I would like to put to you the suggestion that journalists throughout the UK newspaper amnesty should be offered a time-limited amnesty from criminal prosecution in return for sharing all their knowlege about illegal surveillance practices. The aim is to facilitate the working of the varous inquiries that you have mentioned.

After the amnesty window is closed, any journalist who has not taken advantage of it will be liable to the full penalty of law. It would be open to the newsroom journalists, not to managers and executives who presided over the hacking culture.

The aim is of course to get the full truth, without having to drag reluctant witnesses to the inquiries that have already been set up, and once there, to find that they obscure what they know for fear of incriminating themselves. Without it, many journalists might insist that they have their solicitor in attendance to advise them what questions not to answer.

This would make the process of getting information quicker and therefore less expensive - an important matter in these times of fiscal austerity.

It is clear that there is a widespread culture in our press of phone hacking. Operation Motorman found that the Mail, Mirror and the People were all ahead of the NoTW in the hacking stakes. Even Women's Own does it. (p9 of the What Price Privacy document).

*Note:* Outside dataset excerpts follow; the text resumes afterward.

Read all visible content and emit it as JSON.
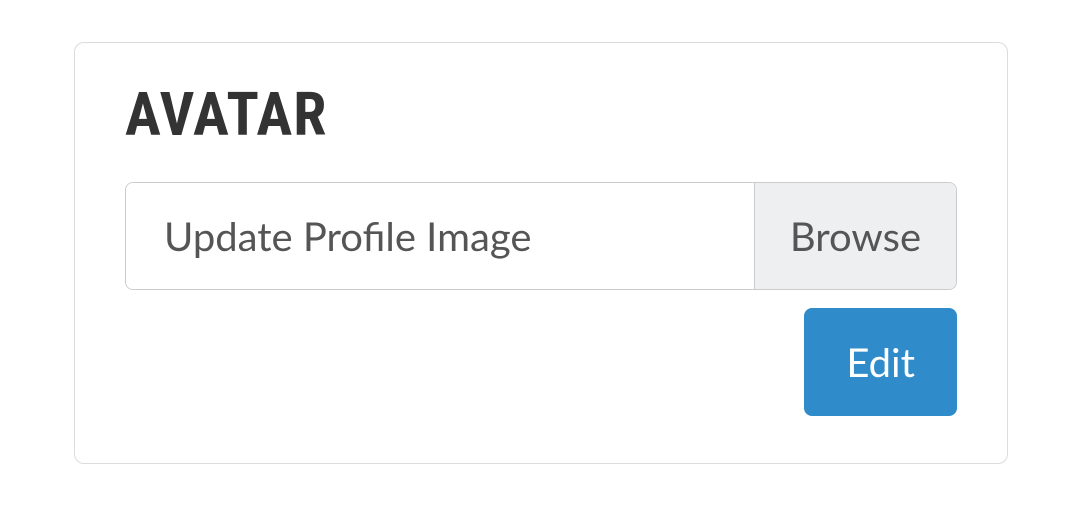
{
  "avatar": {
    "title": "AVATAR",
    "file_placeholder": "Update Profile Image",
    "browse_label": "Browse",
    "edit_label": "Edit"
  }
}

This amnesty proposal is inspired by Mandela's Truth and Reconciliation Commission.

In debating this proposal, the main objection that I have encountered is the punitive response - the desire for them all to go to jail. However, some reports have suggested that more than 300 journalists have been involved in some form of illegal surveillance. The costs of police, court, and prison for this cohort are clearly very substantial, quite apart from the problem of jailing a large section of a highly influential group of workers who will retain the sympathies of many of their colleagues.

Another objection is that it will not address the problem of journalists not wanting to speak out because of the effect on their careers. This is true, but given the regrettable view in the media industry that the practice was "normal", it is unlikely to be seen as a major hurdle to re-employment in and of itself.  The stick-and-carrot nature of the amnesty will override career worries.

I would be grateful to have your own view of the merits of this proposal, and if you feel appropriate, will also be grateful if you would forward it to the minister responsible.